Hokej to niezwykle szybka gra zespołowa. Chwila nieuwagi może zakończyć się poważną kontuzją. Zwykle urazy są spowodowane brutalnymi faulami rywali. Bywają również sytuacje iście pechowe, w których praktycznie nikt nie zawinił. Należy przyznać, iż nie za często mamy do czynienia z tego typu wypadkami.
Do niecodziennego zdarzenia doszło podczas spotkania ligi NHL, które rozgrywane było pomiędzy Colorado Avalanche a Minnesotą Wild. Podczas drugiej tercji hokeista „Lawin” - Ryan O'Reilly zamierzał jak najszybciej przedostać się do krążka. Dwudziestolatek został jednak uprzedzony przez Matt’a Cullen’a. Rozpędzony O'Reilly nie zdążył wyhamować i po chwili z impetem uderzył w bandę.

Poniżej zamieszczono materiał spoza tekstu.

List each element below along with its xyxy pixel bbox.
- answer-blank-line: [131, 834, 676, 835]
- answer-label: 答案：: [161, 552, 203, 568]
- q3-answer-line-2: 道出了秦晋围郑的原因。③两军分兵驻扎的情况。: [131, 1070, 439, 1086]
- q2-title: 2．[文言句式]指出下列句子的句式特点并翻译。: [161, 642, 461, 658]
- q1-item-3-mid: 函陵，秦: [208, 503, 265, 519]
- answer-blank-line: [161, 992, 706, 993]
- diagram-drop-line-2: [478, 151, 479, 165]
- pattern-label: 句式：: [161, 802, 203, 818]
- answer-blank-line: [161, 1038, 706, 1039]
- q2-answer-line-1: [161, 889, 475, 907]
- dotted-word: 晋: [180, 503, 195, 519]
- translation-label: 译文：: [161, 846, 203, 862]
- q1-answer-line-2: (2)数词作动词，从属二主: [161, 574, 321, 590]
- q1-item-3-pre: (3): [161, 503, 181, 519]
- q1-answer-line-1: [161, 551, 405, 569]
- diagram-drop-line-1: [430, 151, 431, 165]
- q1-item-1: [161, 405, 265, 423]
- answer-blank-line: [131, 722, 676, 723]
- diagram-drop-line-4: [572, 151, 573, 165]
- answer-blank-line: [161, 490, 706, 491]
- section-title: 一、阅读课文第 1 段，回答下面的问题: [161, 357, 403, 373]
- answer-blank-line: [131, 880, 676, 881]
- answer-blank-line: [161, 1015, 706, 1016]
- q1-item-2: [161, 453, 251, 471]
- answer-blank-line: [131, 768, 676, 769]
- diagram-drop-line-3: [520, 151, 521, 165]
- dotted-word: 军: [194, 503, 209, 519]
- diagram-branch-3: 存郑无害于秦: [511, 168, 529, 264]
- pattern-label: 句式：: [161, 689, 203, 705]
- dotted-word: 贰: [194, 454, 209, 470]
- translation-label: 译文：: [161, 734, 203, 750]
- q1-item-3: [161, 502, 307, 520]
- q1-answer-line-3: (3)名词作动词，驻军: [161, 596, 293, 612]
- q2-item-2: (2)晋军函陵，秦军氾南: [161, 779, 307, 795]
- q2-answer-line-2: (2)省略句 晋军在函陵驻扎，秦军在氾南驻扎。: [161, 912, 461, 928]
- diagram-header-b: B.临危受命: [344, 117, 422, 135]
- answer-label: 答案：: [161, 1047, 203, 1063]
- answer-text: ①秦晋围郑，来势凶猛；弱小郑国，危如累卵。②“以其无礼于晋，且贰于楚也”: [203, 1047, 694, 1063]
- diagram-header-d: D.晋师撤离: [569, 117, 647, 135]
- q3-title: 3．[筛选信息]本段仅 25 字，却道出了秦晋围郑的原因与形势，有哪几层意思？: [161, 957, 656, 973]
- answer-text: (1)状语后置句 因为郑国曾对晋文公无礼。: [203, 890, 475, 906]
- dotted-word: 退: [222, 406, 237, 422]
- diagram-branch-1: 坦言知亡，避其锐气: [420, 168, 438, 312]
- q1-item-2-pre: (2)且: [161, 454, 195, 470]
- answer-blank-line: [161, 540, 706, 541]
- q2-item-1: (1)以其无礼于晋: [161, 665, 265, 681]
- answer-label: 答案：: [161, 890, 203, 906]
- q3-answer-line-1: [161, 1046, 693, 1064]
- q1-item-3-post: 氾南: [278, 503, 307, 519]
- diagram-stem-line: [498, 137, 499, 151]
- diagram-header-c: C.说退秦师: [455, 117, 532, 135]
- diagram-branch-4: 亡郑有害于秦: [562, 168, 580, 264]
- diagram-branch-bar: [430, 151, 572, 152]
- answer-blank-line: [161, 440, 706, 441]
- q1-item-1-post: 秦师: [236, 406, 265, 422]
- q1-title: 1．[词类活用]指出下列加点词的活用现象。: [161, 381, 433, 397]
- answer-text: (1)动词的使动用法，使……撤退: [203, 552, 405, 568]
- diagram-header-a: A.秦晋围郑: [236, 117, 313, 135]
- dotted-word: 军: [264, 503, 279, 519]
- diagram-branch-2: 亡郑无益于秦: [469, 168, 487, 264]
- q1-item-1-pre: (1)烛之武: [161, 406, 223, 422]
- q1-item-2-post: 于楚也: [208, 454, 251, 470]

Sytuacja wyglądała dość groźnie, gdyż Kanadyjczyk nie był w stanie podnieść się z lodu o własnych siłach. Na miejscu momentalnie pojawili się medycy i zapewnili zawodnikowi należytą opiekę. Kolejno O'Reilly został przewieziony do szpitala, by poddać się specjalistycznym badaniom lekarskim. Nie wiadomo, jak długo potrwa powrót dwudziestolatka do zdrowia.